In October 2012, Robert Schwemmer, West Coast Region National Marine Sanctuaries Maritime Heritage Coordinator, presented a scientific paper on the history and discovery of the wrecked remains of the George E. Billings, a rare, early 1900s Pacific Coast schooner used in the lumber trade. For many years, archaeologists and historians with the sanctuary and Channel Islands National Park had searched for the Billings. The wreck was located on a CINMS expedition aided by research from tech-diver Steve Lawson, researcher Gary Fabian, and Patrick Smith with Coastal Maritime Archaeology Resources.

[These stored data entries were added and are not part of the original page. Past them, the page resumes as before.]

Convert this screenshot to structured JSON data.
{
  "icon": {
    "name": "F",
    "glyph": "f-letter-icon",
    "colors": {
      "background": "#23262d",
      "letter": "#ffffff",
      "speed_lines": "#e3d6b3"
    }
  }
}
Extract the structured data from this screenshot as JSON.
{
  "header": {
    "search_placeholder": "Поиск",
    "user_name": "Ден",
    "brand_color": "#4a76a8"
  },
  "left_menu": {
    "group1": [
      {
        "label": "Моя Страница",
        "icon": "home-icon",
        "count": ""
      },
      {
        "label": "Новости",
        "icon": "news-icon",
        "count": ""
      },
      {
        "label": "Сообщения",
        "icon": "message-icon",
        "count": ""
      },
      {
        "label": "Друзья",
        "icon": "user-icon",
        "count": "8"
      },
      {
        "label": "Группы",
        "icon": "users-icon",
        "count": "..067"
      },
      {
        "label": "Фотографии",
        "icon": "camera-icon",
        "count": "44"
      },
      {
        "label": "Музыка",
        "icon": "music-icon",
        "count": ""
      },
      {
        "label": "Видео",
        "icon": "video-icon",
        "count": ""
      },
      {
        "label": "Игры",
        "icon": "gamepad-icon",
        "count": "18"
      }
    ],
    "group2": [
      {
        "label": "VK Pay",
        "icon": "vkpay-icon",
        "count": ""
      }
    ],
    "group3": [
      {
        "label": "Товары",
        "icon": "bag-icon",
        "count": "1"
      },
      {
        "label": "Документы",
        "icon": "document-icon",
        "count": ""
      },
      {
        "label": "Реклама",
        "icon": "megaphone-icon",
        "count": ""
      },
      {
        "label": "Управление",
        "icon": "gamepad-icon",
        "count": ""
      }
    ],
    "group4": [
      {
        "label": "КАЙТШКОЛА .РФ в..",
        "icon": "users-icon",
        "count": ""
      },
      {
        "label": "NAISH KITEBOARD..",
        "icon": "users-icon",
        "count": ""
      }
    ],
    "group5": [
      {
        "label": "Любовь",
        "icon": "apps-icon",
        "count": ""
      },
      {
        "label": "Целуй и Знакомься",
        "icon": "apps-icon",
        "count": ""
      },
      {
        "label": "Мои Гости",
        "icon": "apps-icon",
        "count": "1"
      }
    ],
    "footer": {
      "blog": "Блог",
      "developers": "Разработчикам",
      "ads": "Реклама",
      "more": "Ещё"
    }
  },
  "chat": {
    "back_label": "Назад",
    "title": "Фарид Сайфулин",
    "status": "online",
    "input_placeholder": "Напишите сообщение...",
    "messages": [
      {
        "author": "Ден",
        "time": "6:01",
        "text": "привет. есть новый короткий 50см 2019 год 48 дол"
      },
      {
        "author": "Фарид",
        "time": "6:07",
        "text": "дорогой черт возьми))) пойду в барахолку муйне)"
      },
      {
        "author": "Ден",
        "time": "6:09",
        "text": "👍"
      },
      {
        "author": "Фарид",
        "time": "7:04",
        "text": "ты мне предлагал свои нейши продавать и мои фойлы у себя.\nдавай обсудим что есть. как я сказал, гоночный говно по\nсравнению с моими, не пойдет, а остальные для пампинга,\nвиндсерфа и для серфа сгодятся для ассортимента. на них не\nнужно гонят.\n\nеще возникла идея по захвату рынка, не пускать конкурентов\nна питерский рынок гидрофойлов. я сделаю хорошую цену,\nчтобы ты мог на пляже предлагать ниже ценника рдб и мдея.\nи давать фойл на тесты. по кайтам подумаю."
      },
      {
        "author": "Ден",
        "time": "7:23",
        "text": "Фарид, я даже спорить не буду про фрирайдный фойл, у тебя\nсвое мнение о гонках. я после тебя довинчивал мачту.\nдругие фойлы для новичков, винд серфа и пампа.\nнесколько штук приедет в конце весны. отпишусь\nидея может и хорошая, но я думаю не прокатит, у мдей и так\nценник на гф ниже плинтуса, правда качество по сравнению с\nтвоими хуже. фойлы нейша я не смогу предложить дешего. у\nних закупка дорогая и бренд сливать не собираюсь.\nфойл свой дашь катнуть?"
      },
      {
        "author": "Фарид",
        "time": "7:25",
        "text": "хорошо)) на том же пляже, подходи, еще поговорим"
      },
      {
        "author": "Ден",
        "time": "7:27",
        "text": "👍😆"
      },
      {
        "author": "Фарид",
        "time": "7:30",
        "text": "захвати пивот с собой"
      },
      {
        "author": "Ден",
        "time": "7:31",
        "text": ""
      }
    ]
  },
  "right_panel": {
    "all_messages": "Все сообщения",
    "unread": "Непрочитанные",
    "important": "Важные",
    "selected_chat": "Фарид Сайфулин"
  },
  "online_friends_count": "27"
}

Sanctuary Explores Cultural Landscape
The sanctuary partnered with ten organizations from government, non-profit and the private sector in a mission to document the wreck of the USS Hatteras, the only Union warship sunk in combat in the Gulf of Mexico during the Civil War. The use of 3D scanning technology provided an unparalleled view of the wreck, while also allowing scientists to document previously unexplored elements of the site. The sanctuary team provided significant ship and shore-side support for both the pre-expedition survey and the mapping expedition. The team also coordinated partners in providing displays and activities about the expedition for the annual Battle of Galveston commemoration, which attracts tourists from around the region.
Shipwreck Mystery Solved
The survey and mapping efforts of volunteer science divers from the National Association of Black Scuba Divers in September 2012 helped the sanctuary positively identify an early 20th century shipwreck off Key Largo, Fla, to be the British steamship Hannah M. Bell. Sanctuary staff compared the dimensions and construction characteristics of an unknown shipwreck with historic shipping records to positively identify the wreck. The wreck's shallow depth allows snorkelers and divers to appreciate Keys maritime heritage and provides charter businesses with an educational opportunity for visitors.